N’est-ce pas la même chose que https://arxiv.org/abs/2212.08410, mais publiée un an plus tard ?
Je ne suis pas chercheur, mais j’ai toujours eu l’intuition que les modèles les plus efficaces seraient multimodaux et entraînés avec un curriculum central soigneusement conçu.
On voudrait garantir que le système acquière et conserve les structures et compétences de base nécessaires pour généraliser efficacement et correctement. Ensuite, tout en conservant ces éléments, on lui fournirait beaucoup de données variées afin qu’il apprenne les exceptions et les façons de combiner les compétences. Il faut toutefois un moyen de garantir jusqu’au bout ces compétences et connaissances fondamentales.

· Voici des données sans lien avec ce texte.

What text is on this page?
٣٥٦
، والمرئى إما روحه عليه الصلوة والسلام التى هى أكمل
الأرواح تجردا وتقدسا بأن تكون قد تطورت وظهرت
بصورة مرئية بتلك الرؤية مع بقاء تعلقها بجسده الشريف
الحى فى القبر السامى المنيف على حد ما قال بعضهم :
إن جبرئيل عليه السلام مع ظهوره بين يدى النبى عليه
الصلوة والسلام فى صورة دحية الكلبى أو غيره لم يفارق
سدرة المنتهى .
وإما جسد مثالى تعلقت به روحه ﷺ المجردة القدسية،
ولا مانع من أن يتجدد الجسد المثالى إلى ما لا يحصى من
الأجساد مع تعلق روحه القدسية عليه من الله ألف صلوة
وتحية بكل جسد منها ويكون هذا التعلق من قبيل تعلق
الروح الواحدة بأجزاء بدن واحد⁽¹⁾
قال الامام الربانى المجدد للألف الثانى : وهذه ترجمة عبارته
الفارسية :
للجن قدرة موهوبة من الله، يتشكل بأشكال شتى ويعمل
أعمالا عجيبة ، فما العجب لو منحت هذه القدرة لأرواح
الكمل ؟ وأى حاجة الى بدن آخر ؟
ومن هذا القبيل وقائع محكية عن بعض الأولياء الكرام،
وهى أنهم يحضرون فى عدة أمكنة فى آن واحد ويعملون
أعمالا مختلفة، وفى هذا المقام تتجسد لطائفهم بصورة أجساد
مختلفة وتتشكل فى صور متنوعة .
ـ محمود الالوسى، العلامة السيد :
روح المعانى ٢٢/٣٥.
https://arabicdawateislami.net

Comme dans l’article, cela pourrait peut-être se faire en lui demandant de produire non seulement la réponse finale, mais aussi le processus de compréhension ou de manipulation.
Par exemple, pour un modèle de génération de code, on pourrait lui demander de produire une simulation de machine à états du programme demandé.
Je me demande pourquoi, dans la première figure, la quantité de données d’entraînement du grand modèle de langage est inférieure à celle du modèle distillé et du modèle spécialisé pour une tâche.
Ou bien les auteurs ont-ils inclus la quantité de données d’entraînement nécessaire au grand modèle de langage dans celle nécessaire aux modèles distillés/spécialisés ?
https://blogger.googleusercontent.com/img/b/R29vZ2xl/AVvXsEj...
On peut prendre un grand modèle de langage préentraîné, auquel cas les données que je dois collecter sont celles nécessaires pour affiner ce modèle.
Ces énormes grands modèles de langage ont-ils beaucoup de capacité inutilisée, ou bien les petits modèles de langage ne font-ils qu’imiter les tâches de raisonnement ? Une imitation de l’imitation, en quelque sorte ?
Les jeux de données sur lesquels sont entraînés les grands modèles de langage gigantesques contiennent beaucoup de bruit qui freine les progrès. Ils contiennent aussi beaucoup de connaissances non pertinentes, que le modèle doit aussi apprendre ou mémoriser, ce qui finit par nécessiter un nombre absurde de paramètres.
Si l’on ne cherche pas à enseigner à un modèle de langage la somme des connaissances humaines, mais qu’on lui fournit un jeu de données soigneusement sélectionné et de haute qualité, la barrière de taille devient beaucoup plus basse.
https://arxiv.org/abs/2305.07759
Je me demande quelles idées on pourrait avoir pour estimer la taille optimale.
Intéressant. Le RLHF est-il indispensable pour qu’un petit modèle atteigne des performances similaires aux grands modèles de langage les plus récents ? Les problèmes liés à la structure de sortie, au ton et à la compréhension du domaine semblent pouvoir être résolus par l’ajustement sur instructions, mais je ne sais pas si cela suffit aussi à améliorer les capacités de raisonnement des petits modèles.
On dit que servir un grand modèle de langage à 175 milliards de paramètres nécessite au minimum 350 Go de mémoire GPU sur une infrastructure spécialisée.
Apple vend des Mac Studio prenant en charge jusqu’à 144 Go de mémoire GPU utilisable.
Ce serait assez amusant si Apple sortait un Mac Pro avec plus de 300 Go et dominait le marché du service de grands modèles de langage.
Sinon, c’est simplement une raison de plus pour laquelle ce n’est pas adapté à l’hébergement de grands modèles de langage à l’heure actuelle.
Quoi qu’il en soit, le vrai acteur capable de rebattre les cartes, c’est Intel. En théorie, ils pourraient arriver avec des cartes Arc 2×48 Go et attaquer à prix plus bas un marché sur lequel AMD/Nvidia n’osent pas trop se lancer à cause de leurs clients de cartes professionnelles.
Honnêtement, c’est la seule raison qui me pousse à éviter le matériel Apple récent. J’utilise surtout mon ordinateur à un bureau, et le matériel PC, en particulier les GPU, est très loin devant ce que les meilleurs produits Apple peuvent faire. Linux convient très bien à mon travail, et je peux aussi jouer une fois la journée terminée ; il est difficile de justifier presque 4 000 dollars.